Утром на крылечке её догнал Хомка.
«Куда ты?» — впились в неё встревоженные глаза мальчика.
Цветанка устало взъерошила ему вихры.
«Не могу я тебе сказать, Хомушка, прости. Придётся нам с Дарёной отсюда уехать... Вы у меня молодцы, не пропадёте, я знаю. А будет тяжко — к Берёзке идите, в ней теперь частичка нашей бабули живёт. Не оставит она вас в нужде».
Ожерелье Цветанка не решилась тронуть: тёплый свет вечернего солнца и невидимая Любовь не должны были помогать ей в этом деле. Бабуля была бы, наверное, против, но леденящую ярость на сердце не получалось успокоить никакими доводами любви и всепрощения, кровожадное жало у неё за сапогом взывало к возмездию. И приходилось рассчитывать только на свои силы.
Ярилко накачивался хмельным в корчме — один, без своей шайки: видно, не хотел сейчас ни с кем разговаривать. Рано или поздно одурманивающее пойло должно было попроситься наружу, и оставалось только ждать, притаившись в кустах боярышника. Так и случилось: воровской атаман выполз во двор, чтобы отправить естественную надобность. Руками Ярилко перебирал по стене, в то время как его ноги выписывали немыслимые кренделя; судя по жуткому остекленению его взгляда, он уже давно должен был лежать в отключке, но каким-то чудом его тело ещё могло двигаться.
Сначала Ярилко вырвало, потом в потемневшую от времени бревенчатую стену упёрлась золотистая струйка. Позволив ему излить всё до конца, Цветанка вышла из кустов и слегка хлопнула его по плечу.
«Обернись-ка, Ярилко, — произнесла она. — К смерти надобно лицом стоять, коли ты мужчина».
Она дала ножу вволю отыграться, а потом, подставив ладонь под струю, хлеставшую из перерезанного горла, набрала пригоршню тёплой, как парное молоко, крови: почему-то захотелось отведать её на вкус и испытать то, что чувствуют волки, вонзая зубы в добычу. Прав оказался Жига, сказавший: «Кто колдунью либо её подмастерья обидит, тот долго на свете не проживёт».
*
Призрачный волк уже ничего не говорил, только смотрел на Цветанку глазами, затянутыми льдистой пеленой боли. Но она и сама знала: это был ещё один шаг к тёмному чертогу, который маячил где-то на краю неба, но пока ещё не приблизился настолько, чтобы воровку затрясло от ужаса. Так, смутная тоска, не более.
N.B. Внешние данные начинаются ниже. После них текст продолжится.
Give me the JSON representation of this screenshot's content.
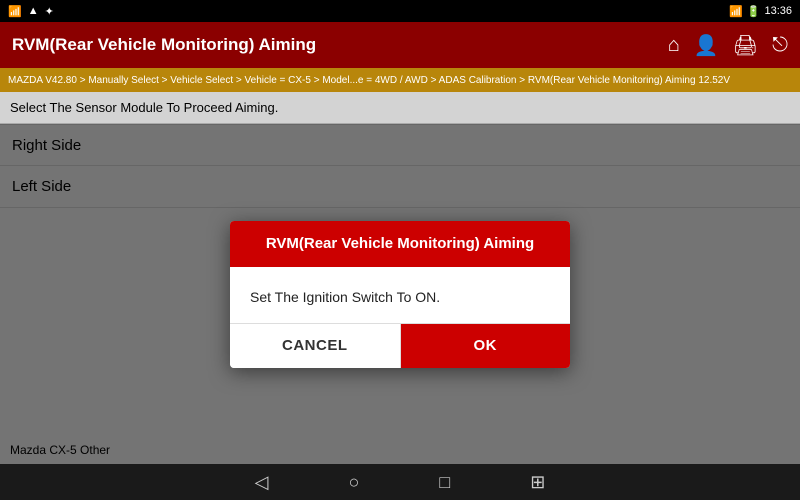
{
  "status_bar": {
    "left_icons": [
      "wifi",
      "signal",
      "time"
    ],
    "time": "13:36",
    "battery": "97%"
  },
  "header": {
    "title": "RVM(Rear Vehicle Monitoring) Aiming",
    "icons": [
      "home",
      "user",
      "print",
      "exit"
    ]
  },
  "breadcrumb": {
    "text": "MAZDA V42.80 > Manually Select > Vehicle Select > Vehicle = CX-5 > Model...e = 4WD / AWD > ADAS Calibration > RVM(Rear Vehicle Monitoring) Aiming    12.52V"
  },
  "instruction": {
    "text": "Select The Sensor Module To Proceed Aiming."
  },
  "sides": [
    {
      "label": "Right Side"
    },
    {
      "label": "Left Side"
    }
  ],
  "dialog": {
    "title": "RVM(Rear Vehicle Monitoring) Aiming",
    "message": "Set The Ignition Switch To ON.",
    "cancel_label": "CANCEL",
    "ok_label": "OK"
  },
  "bottom_label": {
    "text": "Mazda CX-5 Other"
  },
  "nav": {
    "back": "◁",
    "home_circle": "○",
    "square": "□",
    "square2": "▣"
  }
}
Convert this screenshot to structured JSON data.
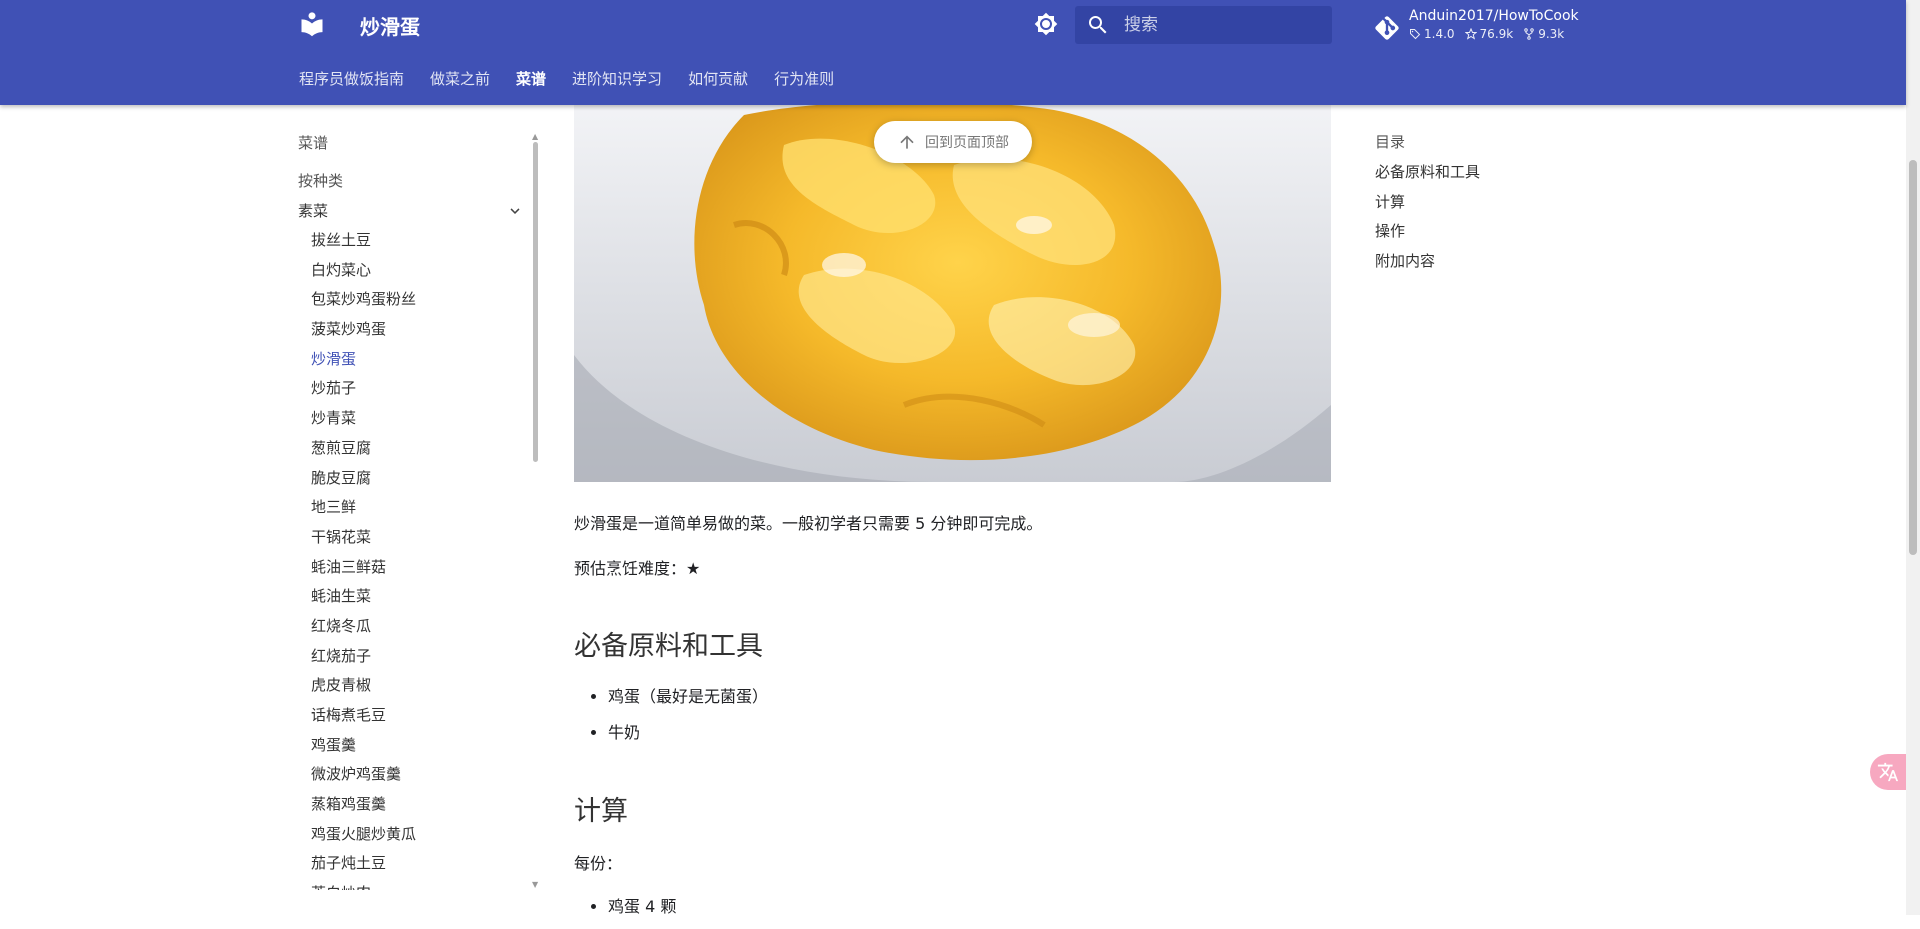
{
  "header": {
    "site_title": "炒滑蛋",
    "search_placeholder": "搜索",
    "repo": {
      "name": "Anduin2017/HowToCook",
      "version": "1.4.0",
      "stars": "76.9k",
      "forks": "9.3k"
    },
    "tabs": [
      {
        "label": "程序员做饭指南"
      },
      {
        "label": "做菜之前"
      },
      {
        "label": "菜谱"
      },
      {
        "label": "进阶知识学习"
      },
      {
        "label": "如何贡献"
      },
      {
        "label": "行为准则"
      }
    ],
    "active_tab": "菜谱",
    "brand_color": "#4051b5"
  },
  "sidebar": {
    "title": "菜谱",
    "section": "按种类",
    "group": "素菜",
    "active_item": "炒滑蛋",
    "items": [
      {
        "label": "拔丝土豆"
      },
      {
        "label": "白灼菜心"
      },
      {
        "label": "包菜炒鸡蛋粉丝"
      },
      {
        "label": "菠菜炒鸡蛋"
      },
      {
        "label": "炒滑蛋"
      },
      {
        "label": "炒茄子"
      },
      {
        "label": "炒青菜"
      },
      {
        "label": "葱煎豆腐"
      },
      {
        "label": "脆皮豆腐"
      },
      {
        "label": "地三鲜"
      },
      {
        "label": "干锅花菜"
      },
      {
        "label": "蚝油三鲜菇"
      },
      {
        "label": "蚝油生菜"
      },
      {
        "label": "红烧冬瓜"
      },
      {
        "label": "红烧茄子"
      },
      {
        "label": "虎皮青椒"
      },
      {
        "label": "话梅煮毛豆"
      },
      {
        "label": "鸡蛋羹"
      },
      {
        "label": "微波炉鸡蛋羹"
      },
      {
        "label": "蒸箱鸡蛋羹"
      },
      {
        "label": "鸡蛋火腿炒黄瓜"
      },
      {
        "label": "茄子炖土豆"
      },
      {
        "label": "茭白炒肉"
      }
    ]
  },
  "content": {
    "back_to_top": "回到页面顶部",
    "intro": "炒滑蛋是一道简单易做的菜。一般初学者只需要 5 分钟即可完成。",
    "difficulty": "预估烹饪难度：★",
    "ingredients_heading": "必备原料和工具",
    "ingredients": [
      {
        "text": "鸡蛋（最好是无菌蛋）"
      },
      {
        "text": "牛奶"
      }
    ],
    "calc_heading": "计算",
    "per_serving": "每份：",
    "calc_items": [
      {
        "text": "鸡蛋 4 颗"
      }
    ]
  },
  "toc": {
    "title": "目录",
    "items": [
      {
        "label": "必备原料和工具"
      },
      {
        "label": "计算"
      },
      {
        "label": "操作"
      },
      {
        "label": "附加内容"
      }
    ]
  }
}
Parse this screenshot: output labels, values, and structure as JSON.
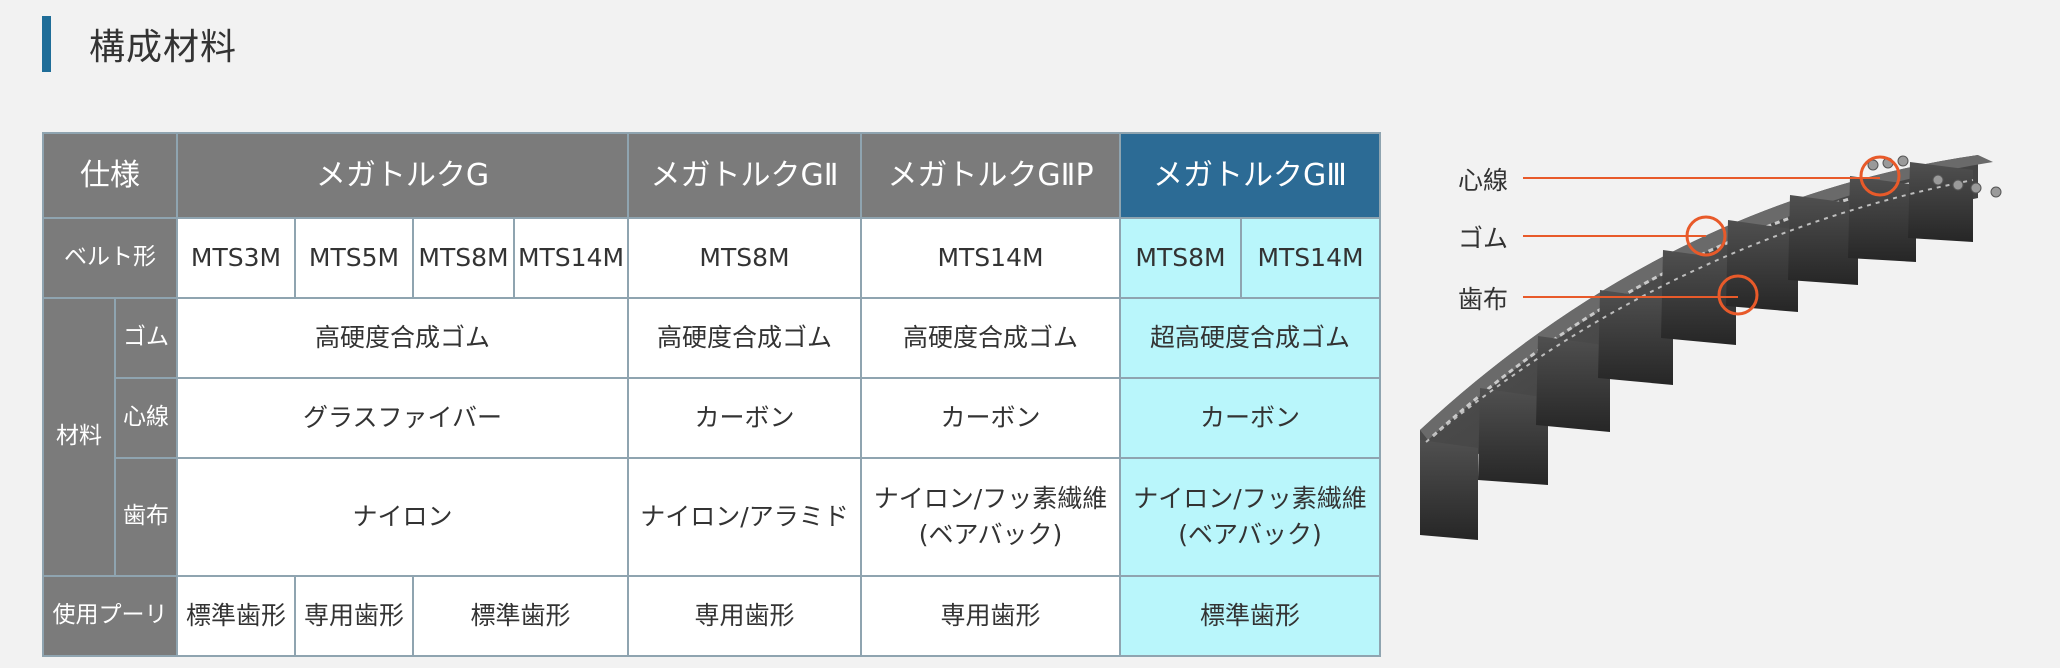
{
  "section": {
    "title": "構成材料"
  },
  "table": {
    "spec_label": "仕様",
    "products": {
      "g": "メガトルクG",
      "g2": "メガトルクGⅡ",
      "g2p": "メガトルクGⅡP",
      "g3": "メガトルクGⅢ"
    },
    "belt_type": {
      "label": "ベルト形",
      "g_mts3m": "MTS3M",
      "g_mts5m": "MTS5M",
      "g_mts8m": "MTS8M",
      "g_mts14m": "MTS14M",
      "g2": "MTS8M",
      "g2p": "MTS14M",
      "g3_mts8m": "MTS8M",
      "g3_mts14m": "MTS14M"
    },
    "material": {
      "label": "材料",
      "rubber": {
        "label": "ゴム",
        "g": "高硬度合成ゴム",
        "g2": "高硬度合成ゴム",
        "g2p": "高硬度合成ゴム",
        "g3": "超高硬度合成ゴム"
      },
      "core": {
        "label": "心線",
        "g": "グラスファイバー",
        "g2": "カーボン",
        "g2p": "カーボン",
        "g3": "カーボン"
      },
      "fabric": {
        "label": "歯布",
        "g": "ナイロン",
        "g2": "ナイロン/アラミド",
        "g2p_line1": "ナイロン/フッ素繊維",
        "g2p_line2": "(ベアバック)",
        "g3_line1": "ナイロン/フッ素繊維",
        "g3_line2": "(ベアバック)"
      }
    },
    "pulley": {
      "label": "使用プーリ",
      "g_mts3m": "標準歯形",
      "g_mts5m": "専用歯形",
      "g_rest": "標準歯形",
      "g2": "専用歯形",
      "g2p": "専用歯形",
      "g3": "標準歯形"
    }
  },
  "diagram": {
    "labels": {
      "core": "心線",
      "rubber": "ゴム",
      "fabric": "歯布"
    },
    "colors": {
      "callout": "#e85a2a",
      "belt": "#3a3a3a"
    }
  }
}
Начались скитания: нескончаемая дорога, случайные ночёвки где придётся, скудная еда и... свобода. Горькая, с привкусом дыма пожарищ, скрипучая, как песок на зубах, и седая, как колыхавшийся в поле пушистый ковыль. По совету Дарёны Цветанка попробовала надеть женское тряпьё. Поначалу юбки казались ей жутко неудобными, но потом она даже вошла во вкус, особенно ей нравились яркие кушаки. Впрочем, иногда она снова переодевалась в привычные портки, когда отправлялась гулять по очередному городу, где они остановились. Цветанка просто не могла упустить случай потолкаться на рынке, подрезать у зазевавшегося жителя кошелёк, стянуть прямо из-под носа у торговца какой-нибудь товар, ну и, конечно же, поглазеть на хорошеньких девиц. А если очень повезёт, то и урвать поцелуй-другой...
Дарёны ей было мало. Хотелось новых лиц, новых глаз, новых губ, а когда наступало пресыщение, на Цветанку накатывало тягостное, как грозовое небо, раскаяние, и она могла седмицами довольствоваться уютным, знакомым и родным теплом под боком у Дарёны, которое, как ей казалось, уже никуда не денется. Оно и правда никуда не девалось: после размолвок они очень скоро мирились, так как Дарёна просто не умела подолгу дуться на свою подругу. Синеглазая воровка знала один беспроигрышный приём примирения: повалив Дарёну в траву, она придавливала её собой, щекотала, покусывала и целовала во все места, до каких только могла дотянуться, шепча:
«Ты моя... моя-моя-моя! М-м-м... съем тебя!» — и снова град поцелуев.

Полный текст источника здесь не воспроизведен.